Wow, they have a cool "play along" and game replay feature at the Scrabble association page. You can input a board and say who has which letters to see if you can find the best play, etc. Just like chess problem solving. I wonder if they have compositions?!

http://www.scrabble-assoc.com/games//nsc2005/8/004.html

We do indeed have compositions, although they're not particularly common.

Nick Ballard's excellent Scrabble magazine from the 1990s, Medleys, has a cool problem where one had to weigh the chances of fishing a triple-triple-triple, which was in the thousands of points range. :)

If there is interest, I can provide said position and said analysis...

Scrabble is not as tough a game as chess--one can become a couple hundred points worse than Maven (the Deep Blue equivalent) after only a couple-few years of study and play.

That having been said, I find that nowhere but in Scrabble is there such immediate and powerful feedback from having learned something. Getting AGIOUUY on your rack and finding OUGUIYA for 70-something instead of exchanging is a very very powerful rush, that rewards the work you put in studying.

Also, because what you draw is random, there is a luck element to the game, which means that on any given day, you can beat ANYONE. Literally. If I sit down against Kasparov, he is going to win 1000/1000 against me, but if I sit down against someone 800 points higher rated in Scrabble, it is possible for me to win. It removes some of what feels like inevitability in chess, and makes the game better when playing stronger players. Of course, it also means you lose to fish sometimes... :)

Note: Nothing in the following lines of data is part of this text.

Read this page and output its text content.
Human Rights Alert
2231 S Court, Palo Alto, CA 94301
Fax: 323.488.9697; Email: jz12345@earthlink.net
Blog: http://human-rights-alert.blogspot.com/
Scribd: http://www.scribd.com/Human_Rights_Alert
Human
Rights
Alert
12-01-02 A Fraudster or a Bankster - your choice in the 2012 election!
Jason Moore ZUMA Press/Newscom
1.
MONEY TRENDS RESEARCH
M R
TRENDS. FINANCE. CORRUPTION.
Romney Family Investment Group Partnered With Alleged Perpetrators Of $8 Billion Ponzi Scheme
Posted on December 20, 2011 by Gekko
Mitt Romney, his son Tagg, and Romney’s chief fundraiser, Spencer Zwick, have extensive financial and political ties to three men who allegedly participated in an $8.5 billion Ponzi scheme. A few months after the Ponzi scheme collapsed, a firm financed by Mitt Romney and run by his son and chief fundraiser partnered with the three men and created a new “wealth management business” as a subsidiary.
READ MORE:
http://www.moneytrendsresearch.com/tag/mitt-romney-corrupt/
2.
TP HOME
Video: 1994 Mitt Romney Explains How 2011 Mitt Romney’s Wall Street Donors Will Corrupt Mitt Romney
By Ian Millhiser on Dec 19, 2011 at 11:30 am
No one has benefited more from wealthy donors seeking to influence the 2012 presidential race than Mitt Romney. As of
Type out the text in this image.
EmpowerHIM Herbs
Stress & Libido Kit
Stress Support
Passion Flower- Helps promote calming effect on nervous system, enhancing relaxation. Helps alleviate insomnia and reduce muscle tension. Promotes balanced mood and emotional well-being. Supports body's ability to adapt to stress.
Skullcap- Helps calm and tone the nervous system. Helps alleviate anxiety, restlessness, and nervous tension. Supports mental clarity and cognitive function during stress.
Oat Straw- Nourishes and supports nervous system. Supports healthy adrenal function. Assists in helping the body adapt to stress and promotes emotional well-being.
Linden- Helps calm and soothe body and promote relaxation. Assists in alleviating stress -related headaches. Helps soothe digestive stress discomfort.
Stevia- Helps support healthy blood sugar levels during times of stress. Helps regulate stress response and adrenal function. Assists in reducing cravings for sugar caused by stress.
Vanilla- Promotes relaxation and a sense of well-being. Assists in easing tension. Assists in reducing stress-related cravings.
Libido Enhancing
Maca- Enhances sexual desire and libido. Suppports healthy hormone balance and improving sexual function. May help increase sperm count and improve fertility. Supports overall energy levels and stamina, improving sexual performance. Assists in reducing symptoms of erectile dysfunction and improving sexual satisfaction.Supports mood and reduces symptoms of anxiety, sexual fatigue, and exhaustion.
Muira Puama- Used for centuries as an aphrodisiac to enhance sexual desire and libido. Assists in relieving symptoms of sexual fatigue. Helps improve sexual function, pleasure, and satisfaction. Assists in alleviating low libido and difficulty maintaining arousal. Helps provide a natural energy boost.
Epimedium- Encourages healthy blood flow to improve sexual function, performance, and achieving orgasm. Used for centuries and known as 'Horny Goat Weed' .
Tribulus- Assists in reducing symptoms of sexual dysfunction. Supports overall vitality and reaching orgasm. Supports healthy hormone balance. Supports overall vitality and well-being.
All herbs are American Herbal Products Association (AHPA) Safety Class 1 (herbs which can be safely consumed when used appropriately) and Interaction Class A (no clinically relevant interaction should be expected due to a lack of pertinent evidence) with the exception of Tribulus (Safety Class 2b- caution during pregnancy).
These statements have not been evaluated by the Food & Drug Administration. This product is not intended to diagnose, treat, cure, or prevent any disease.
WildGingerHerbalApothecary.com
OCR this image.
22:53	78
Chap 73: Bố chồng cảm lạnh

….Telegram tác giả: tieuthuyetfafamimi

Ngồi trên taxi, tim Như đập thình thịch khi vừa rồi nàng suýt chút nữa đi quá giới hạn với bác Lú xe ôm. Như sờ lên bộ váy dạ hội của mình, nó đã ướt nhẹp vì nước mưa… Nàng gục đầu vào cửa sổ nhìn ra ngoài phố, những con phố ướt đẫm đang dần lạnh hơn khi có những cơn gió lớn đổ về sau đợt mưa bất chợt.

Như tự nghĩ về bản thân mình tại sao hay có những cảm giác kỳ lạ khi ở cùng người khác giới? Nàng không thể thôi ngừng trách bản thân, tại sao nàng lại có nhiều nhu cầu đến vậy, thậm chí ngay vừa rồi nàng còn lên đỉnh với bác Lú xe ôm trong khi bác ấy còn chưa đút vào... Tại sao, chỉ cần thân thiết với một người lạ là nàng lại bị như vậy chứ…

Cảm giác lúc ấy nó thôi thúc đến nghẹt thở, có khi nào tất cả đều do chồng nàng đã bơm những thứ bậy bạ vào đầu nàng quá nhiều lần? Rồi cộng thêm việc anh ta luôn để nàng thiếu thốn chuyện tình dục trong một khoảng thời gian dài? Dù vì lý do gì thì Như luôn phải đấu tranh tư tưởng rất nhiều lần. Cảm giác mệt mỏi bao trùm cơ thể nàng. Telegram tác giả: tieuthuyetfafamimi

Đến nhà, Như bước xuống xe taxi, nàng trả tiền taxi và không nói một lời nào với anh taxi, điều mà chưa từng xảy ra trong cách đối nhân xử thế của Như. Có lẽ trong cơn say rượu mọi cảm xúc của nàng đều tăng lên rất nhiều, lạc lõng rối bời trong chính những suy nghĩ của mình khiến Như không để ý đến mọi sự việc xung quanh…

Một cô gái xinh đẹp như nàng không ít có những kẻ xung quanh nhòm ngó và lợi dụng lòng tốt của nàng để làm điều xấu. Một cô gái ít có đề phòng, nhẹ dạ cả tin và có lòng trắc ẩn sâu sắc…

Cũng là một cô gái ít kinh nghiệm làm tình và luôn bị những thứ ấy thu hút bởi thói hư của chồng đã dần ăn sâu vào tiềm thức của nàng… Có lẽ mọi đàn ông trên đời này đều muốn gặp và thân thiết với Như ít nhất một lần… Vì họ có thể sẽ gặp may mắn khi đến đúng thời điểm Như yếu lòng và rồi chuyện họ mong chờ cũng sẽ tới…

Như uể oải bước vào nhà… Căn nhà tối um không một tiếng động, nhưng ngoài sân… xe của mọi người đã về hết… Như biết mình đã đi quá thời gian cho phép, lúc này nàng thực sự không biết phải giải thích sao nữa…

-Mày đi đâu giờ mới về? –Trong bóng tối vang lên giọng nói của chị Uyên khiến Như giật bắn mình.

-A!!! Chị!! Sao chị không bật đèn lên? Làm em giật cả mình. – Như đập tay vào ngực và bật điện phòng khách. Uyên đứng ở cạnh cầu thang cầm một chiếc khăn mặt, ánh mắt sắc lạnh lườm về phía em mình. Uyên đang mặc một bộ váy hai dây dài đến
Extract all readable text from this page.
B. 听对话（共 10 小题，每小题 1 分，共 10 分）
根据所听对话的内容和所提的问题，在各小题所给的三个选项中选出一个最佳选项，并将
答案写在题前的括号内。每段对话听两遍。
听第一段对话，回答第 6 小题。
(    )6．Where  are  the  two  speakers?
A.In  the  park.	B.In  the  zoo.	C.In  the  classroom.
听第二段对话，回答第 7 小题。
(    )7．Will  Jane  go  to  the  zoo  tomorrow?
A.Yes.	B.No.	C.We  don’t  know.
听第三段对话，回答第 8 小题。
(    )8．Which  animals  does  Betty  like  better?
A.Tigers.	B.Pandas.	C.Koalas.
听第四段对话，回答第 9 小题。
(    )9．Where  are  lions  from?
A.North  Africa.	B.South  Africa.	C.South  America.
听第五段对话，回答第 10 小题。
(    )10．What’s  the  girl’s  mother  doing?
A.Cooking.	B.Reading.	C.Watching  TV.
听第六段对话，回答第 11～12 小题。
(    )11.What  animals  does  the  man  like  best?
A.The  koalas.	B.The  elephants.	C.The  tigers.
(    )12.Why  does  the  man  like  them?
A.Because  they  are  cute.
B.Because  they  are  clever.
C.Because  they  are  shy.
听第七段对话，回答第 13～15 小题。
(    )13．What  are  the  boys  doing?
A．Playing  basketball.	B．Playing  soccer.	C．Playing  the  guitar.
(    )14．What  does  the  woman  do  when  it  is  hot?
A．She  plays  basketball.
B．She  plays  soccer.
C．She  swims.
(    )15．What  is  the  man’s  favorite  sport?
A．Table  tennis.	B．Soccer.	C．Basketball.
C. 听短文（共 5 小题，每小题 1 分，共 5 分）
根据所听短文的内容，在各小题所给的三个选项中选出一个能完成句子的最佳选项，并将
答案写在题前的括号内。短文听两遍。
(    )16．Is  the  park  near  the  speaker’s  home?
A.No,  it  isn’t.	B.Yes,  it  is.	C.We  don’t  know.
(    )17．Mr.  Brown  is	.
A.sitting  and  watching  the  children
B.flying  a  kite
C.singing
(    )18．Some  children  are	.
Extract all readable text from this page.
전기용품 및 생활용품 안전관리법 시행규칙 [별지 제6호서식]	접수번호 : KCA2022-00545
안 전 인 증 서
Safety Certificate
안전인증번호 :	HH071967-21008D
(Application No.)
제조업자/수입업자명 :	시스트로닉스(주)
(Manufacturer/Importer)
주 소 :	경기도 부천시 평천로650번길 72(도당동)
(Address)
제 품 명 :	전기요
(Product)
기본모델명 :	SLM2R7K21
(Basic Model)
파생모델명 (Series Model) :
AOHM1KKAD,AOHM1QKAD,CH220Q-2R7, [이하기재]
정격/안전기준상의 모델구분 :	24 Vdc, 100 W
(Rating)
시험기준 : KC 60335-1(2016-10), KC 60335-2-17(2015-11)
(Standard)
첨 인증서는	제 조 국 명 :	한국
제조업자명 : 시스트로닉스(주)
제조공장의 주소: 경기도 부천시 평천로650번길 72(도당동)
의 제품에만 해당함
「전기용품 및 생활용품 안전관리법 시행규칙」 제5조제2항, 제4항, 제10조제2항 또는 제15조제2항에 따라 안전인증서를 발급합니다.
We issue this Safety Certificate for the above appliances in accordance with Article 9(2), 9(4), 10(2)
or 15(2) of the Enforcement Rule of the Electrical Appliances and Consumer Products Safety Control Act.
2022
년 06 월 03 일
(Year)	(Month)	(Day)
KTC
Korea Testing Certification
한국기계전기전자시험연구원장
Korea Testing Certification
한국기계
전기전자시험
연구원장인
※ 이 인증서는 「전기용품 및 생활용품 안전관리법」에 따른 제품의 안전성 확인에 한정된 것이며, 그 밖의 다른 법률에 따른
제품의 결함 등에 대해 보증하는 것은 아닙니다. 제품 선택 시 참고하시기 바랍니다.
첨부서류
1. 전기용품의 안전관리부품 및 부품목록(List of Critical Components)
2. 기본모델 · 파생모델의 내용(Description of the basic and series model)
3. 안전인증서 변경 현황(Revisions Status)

The rating system is a logarithmic formula that calculates how likely you are to beat someone. For that reason, you should have the same chance of beating somone 800 points higher than you in scrabble as you would in chess. However, this results in the range of ratings to be smaller.

Yes, you'd think that would be likely, Gary.

However, in Scrabble, there is artificial separation of ratings by divisions. You're not allowed to play in the top division of a tournament unless your rating qualifies for it. Thus, until you are able to beat up on the people in the lower division (or get a good run of tiles) you won't be able to play people rated 800 points higher than you presently, even if you would win more than the 1/100 predicted against them.

It turns out that Scrabble ratings are pretty accurate at predicting the victor within about 200 points (and yes, the same Elo formula is used) but really break down over larger gaps, because of the luck factor of drawing tiles. It is pretty safe to say that the total maximum gap between ALL players is about 800-1000 points or so, because sometimes the best players in the world (computers included) get really unlucky while quite poor players have really easy-to-find bingos just land on their racks and have places for them to go down.

Also, the rating system doesn't currently take into account spread (how much you win the game by). This has the effect that if a better player gets better tiles against a worse player, they win by a TON, but if a worse player gets better tiles against a better player, they manage to win by a few points, thus changing the outcome of the game.

Scrabble ratings are also really volatile ( 150 points) because of the luck factor in the game.

Rating review is happening, but not much will likely happen soon.